See more at the announce forum.
GC talk came up again and I got thinking a little bit about pointer barriers in the compiler. I don't think it is helpful to think of them as new types per se, but rather as something akin to range checks in slices - a facility in the normal type that adds safety and capability, but can be bypassed both locally and globally if necessary for special cases.
You still have the same pointers D has today. The only difference to the language itself is adding a way to bypass the GC write barrier, probably some kind of core.memory.__raw(T) which would look something like struct __raw(T) { T ptr; alias ptr this; auto opAssign(T rhs) { /* compiler magic to bypass the bounds check */ } }. Note the alias this - if you did actually have one of these, it'd implicitly convert right back to the normal pointer. On the other hand, bypassing the check is always an explicit act at construction time. Its only real job is to indicate that you want to bypass the normal check here, you might even use it similarly to slice.ptr[0] to locally bypass a bounds check. Important to realize that you never have to actually use this; it is strictly an optional performance enhancement for special cases, just like how you can bypass a bounds check.
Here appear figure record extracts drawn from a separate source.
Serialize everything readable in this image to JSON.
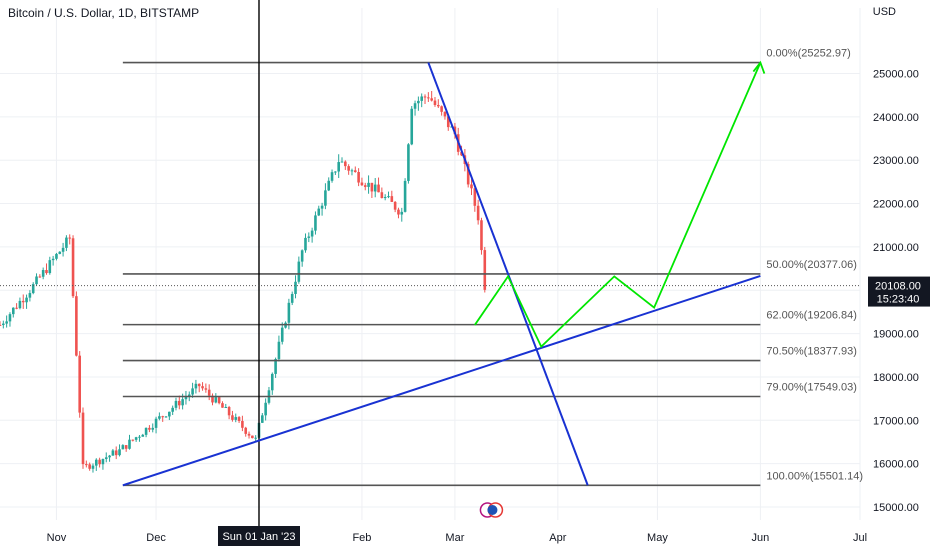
{
  "header": {
    "symbol_title": "Bitcoin / U.S. Dollar, 1D, BITSTAMP",
    "currency": "USD"
  },
  "crosshair": {
    "date_label": "Sun 01 Jan '23"
  },
  "last_price": {
    "price": "20108.00",
    "countdown": "15:23:40"
  },
  "colors": {
    "up": "#26a69a",
    "down": "#ef5350",
    "projection": "#00e600",
    "trendline": "#1932d2",
    "fib": "#555555"
  },
  "chart_data": {
    "type": "candlestick",
    "x_axis_labels": [
      "Nov",
      "Dec",
      "Jan",
      "Feb",
      "Mar",
      "Apr",
      "May",
      "Jun",
      "Jul"
    ],
    "y_ticks": [
      "15000.00",
      "16000.00",
      "17000.00",
      "18000.00",
      "19000.00",
      "20000.00",
      "21000.00",
      "22000.00",
      "23000.00",
      "24000.00",
      "25000.00"
    ],
    "ylim": [
      14700,
      26050
    ],
    "fib_levels": [
      {
        "label": "0.00%(25252.97)",
        "price": 25252.97
      },
      {
        "label": "50.00%(20377.06)",
        "price": 20377.06
      },
      {
        "label": "62.00%(19206.84)",
        "price": 19206.84
      },
      {
        "label": "70.50%(18377.93)",
        "price": 18377.93
      },
      {
        "label": "79.00%(17549.03)",
        "price": 17549.03
      },
      {
        "label": "100.00%(15501.14)",
        "price": 15501.14
      }
    ],
    "candles_approx": [
      {
        "date": "2022-10-15",
        "close": 19200
      },
      {
        "date": "2022-10-25",
        "close": 20100
      },
      {
        "date": "2022-11-05",
        "close": 21200
      },
      {
        "date": "2022-11-09",
        "close": 15900
      },
      {
        "date": "2022-11-20",
        "close": 16300
      },
      {
        "date": "2022-12-14",
        "close": 17800
      },
      {
        "date": "2022-12-31",
        "close": 16550
      },
      {
        "date": "2023-01-14",
        "close": 20900
      },
      {
        "date": "2023-01-25",
        "close": 23000
      },
      {
        "date": "2023-02-13",
        "close": 21800
      },
      {
        "date": "2023-02-16",
        "close": 24300
      },
      {
        "date": "2023-02-21",
        "close": 24500
      },
      {
        "date": "2023-03-01",
        "close": 23600
      },
      {
        "date": "2023-03-08",
        "close": 21700
      },
      {
        "date": "2023-03-10",
        "close": 20108
      }
    ],
    "trend_lines": [
      {
        "from": {
          "date": "2022-11-21",
          "price": 15501
        },
        "to": {
          "date": "2023-06-01",
          "price": 20330
        }
      },
      {
        "from": {
          "date": "2023-02-21",
          "price": 25253
        },
        "to": {
          "date": "2023-04-10",
          "price": 15501
        }
      }
    ],
    "projection_path": [
      {
        "date": "2023-03-07",
        "price": 19200
      },
      {
        "date": "2023-03-17",
        "price": 20320
      },
      {
        "date": "2023-03-27",
        "price": 18700
      },
      {
        "date": "2023-04-18",
        "price": 20320
      },
      {
        "date": "2023-04-30",
        "price": 19600
      },
      {
        "date": "2023-06-01",
        "price": 25252
      }
    ]
  }
}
In the compiler, again analogous to bounds checking, you can add -barrier=[none|writes] as a command line switch to control it globally. Certain GC implementations would not be available if the barriers are not compiled in.
The barrier itself would be delegated to a druntime function or a llvm intrinsic, or whatever is appropriate for the compiler and garbage collector. (This can make swapping out collectors at runtime an additional performance hit, since that'd imply the barrier is also a function pointer, but all these are reasonable decisions to look at.) The function would most likely look like core.memory.__ptr_write(void** where, void* what) so give the implementation maximum flexibility. With intrinsics and inlining, when the barriers are turned off, this would surely reduce to mov [where], what; anyway.
A few things to note:
The compiler frontend doesn't even need to do anything special for this case either btw, since the backend can detect these self-modify cases and elide the check.
I expect this would mean a great many D functions don't generate the barrier at all, even when it is enabled.... unless I'm missing something important. The barriers happen when you reassign pointers to another block.
char* a; a = x; // this gets a barrier *a = x; // this does not
It is only the mutation of the pointer value that matters. The GC doesn't care about the value of a random char, only about which memory blocks are referenced and unreferenced.
EDIT
I posted this but didn't explain some of the practical benefits of these different GC impls! So here's some very brief things:
Right now, the GC mark phase stops all threads so it doesn't get into race conditions, when it marks one thing then it changes while the GC is working elsewhere. With the write barriers, you can avoid stopping a thread until it tries to actually write a pointer value
So say you have an audio thread that is consuming GC resources but only writing to an existing ushort[] buffer... its activities will never invalidates the GC's work-in-progress so it can just keep going. This would just work without explicit user work, no need to unregister it.
Another work thread may be processing some data then will send the buffer to a function. This one MIGHT be able to keep running through the whole thing, depending on if the borrowed pointer thing actually worked, but a simpler and likely less buggy implementation will probably left it finish processing the data then only actually stop when it copies the buffer pointer to the function, which would trigger the write barrier. And by then, the GC might be almost done, meaning the actual time stopped is much smaller than the current implementation.
DONE WITH EDIT
Additional reading: http://www.infognition.com/blog/2014/the_real_problem_with_gc_in_d.html is an article from 2014 about how generational GCs can provide a major win and absolutely require write barriers to implement. I'd note that generational GCs are often also copying, since this lets them reduce memory fragmentation when promoting items to older generations, thus reducing wasted memory. But it isn't strictly necessary; you can still free the unreferenced ones and then promote the whole area to older generation, allocating a new pool for new young objects. Not ideal but definitely doable.
Also, a post about the GC implementation in particular 4 years ago: https://web.archive.org/web/20180622071748/https://olshansky.me//gc/runtime/dlang/2017/06/14/inside-d-gc.html I don't know how much of that has changed since then.
I actually find today's GC perfectly good enough, but improvements are generally good anyway and I think the write barriers would be a net again without being particularly invasive in user code.
Next week, I'll talk about how to optimize your objects to reduce GC pauses in today's D with a general understanding the NO_SCAN flag. In short, arrays without pointers are not scanned at all and you can use this to your advantage. I'll also touch upon strategic deferrals of collections when you know you are in a pure allocation loop.
I sketch out some thoughts on how D could easily and efficiently add write barriers to enable more GC strategies without affecting other code, analogizing them to bounds checks.